En los últimos días, han circulado dos cartas públicas: una escrita por ONGs y otra por senadores demócratas e independientes. Estas cartas están dirigidas al Secretario de Estado norteamericano,
Antony Blinken, y piden una nueva reducción de ayuda militar para El Cairo.
El motivo es claro: el compromiso de la actual administración estadounidense con los derechos humanos y, en el otro lado del charco, el continuo deterioro de los mismos, a pesar de las promesas y declaraciones de funcionarios públicos. Hablamos de una nueva reducción porque, desde hace dos años, el gobierno estadounidense retiene 130 millones de dólares que están condicionados por
la protección y garantía de los derechos humanos en El Cairo.
Como ambas cartas rezan, esta medida es considerada parcialmente efectiva, ya que se liberaron alrededor de 1000 presos políticos y se avanzó en el cierre de varias causas contra activistas de los derechos humanos.

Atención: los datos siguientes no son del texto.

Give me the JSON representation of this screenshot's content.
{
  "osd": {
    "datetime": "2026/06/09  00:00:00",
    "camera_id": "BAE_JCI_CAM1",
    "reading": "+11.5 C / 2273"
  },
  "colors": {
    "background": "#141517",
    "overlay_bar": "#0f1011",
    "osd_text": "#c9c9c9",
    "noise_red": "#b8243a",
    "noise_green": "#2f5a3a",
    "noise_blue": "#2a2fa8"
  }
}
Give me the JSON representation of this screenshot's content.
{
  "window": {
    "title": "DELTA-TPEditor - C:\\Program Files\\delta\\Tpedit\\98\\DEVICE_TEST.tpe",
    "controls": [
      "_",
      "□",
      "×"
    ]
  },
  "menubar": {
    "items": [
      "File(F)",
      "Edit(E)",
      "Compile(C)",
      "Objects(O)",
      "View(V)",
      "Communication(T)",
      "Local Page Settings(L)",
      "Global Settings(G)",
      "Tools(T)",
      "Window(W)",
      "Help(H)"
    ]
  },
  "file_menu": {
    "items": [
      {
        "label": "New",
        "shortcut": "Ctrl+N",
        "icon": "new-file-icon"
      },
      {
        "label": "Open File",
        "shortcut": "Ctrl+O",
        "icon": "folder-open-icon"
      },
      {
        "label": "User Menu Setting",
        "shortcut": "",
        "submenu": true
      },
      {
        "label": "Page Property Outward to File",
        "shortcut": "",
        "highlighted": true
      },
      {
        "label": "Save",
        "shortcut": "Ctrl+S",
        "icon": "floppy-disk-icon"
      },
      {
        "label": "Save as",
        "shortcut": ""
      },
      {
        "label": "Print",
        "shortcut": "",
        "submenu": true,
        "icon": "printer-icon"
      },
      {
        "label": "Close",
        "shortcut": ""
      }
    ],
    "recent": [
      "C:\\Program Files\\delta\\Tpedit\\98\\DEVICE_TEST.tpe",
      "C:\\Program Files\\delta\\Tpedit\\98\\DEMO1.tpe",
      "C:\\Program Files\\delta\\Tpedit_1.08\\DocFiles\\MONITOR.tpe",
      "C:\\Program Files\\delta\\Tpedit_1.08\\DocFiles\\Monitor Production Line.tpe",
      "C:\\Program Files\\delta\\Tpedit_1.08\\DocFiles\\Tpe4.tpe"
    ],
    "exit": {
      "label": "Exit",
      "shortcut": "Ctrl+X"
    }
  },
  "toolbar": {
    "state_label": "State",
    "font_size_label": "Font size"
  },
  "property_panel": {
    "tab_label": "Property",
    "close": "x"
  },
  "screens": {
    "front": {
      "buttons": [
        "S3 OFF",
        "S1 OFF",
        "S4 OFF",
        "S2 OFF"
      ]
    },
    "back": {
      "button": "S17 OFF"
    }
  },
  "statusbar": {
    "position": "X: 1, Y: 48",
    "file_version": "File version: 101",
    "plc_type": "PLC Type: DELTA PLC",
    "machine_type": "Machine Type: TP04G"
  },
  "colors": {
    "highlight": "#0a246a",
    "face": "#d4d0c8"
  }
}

A pesar de esto, y en paralelo, se estima que casi 5000 personas fueron detenidas y muchas más vieron sus prisiones preventivas extendidas. Tampoco hubo avances significativos en el famoso Caso 173 del 2013, por el cual 43 activistas locales y extranjeros fueron sentenciados a entre 1 y 5 años de prisión. Además, cerraron ONGs internacionales como Freedom
House y el International Center for Journalists.
Por todo ello, los senadores y numerosas ONGs de renombre en materia de Derechos Humanos solicitan que la totalidad de la ayuda militar condicionada del año fiscal 2022 –320 millones de
dólares– no sea otorgada. Vale decir que la ayuda militar total alcanza los 1.3 billones de dólares.
Sin embargo, según la carta de los senadores, esta reducción no implicaría grandes peligros para la relación bilateral entre ambos países y su lucha contra el terrorismo en el Sinaí. Esto ha quedado demostrado en los últimos dos años de ayuda reducida.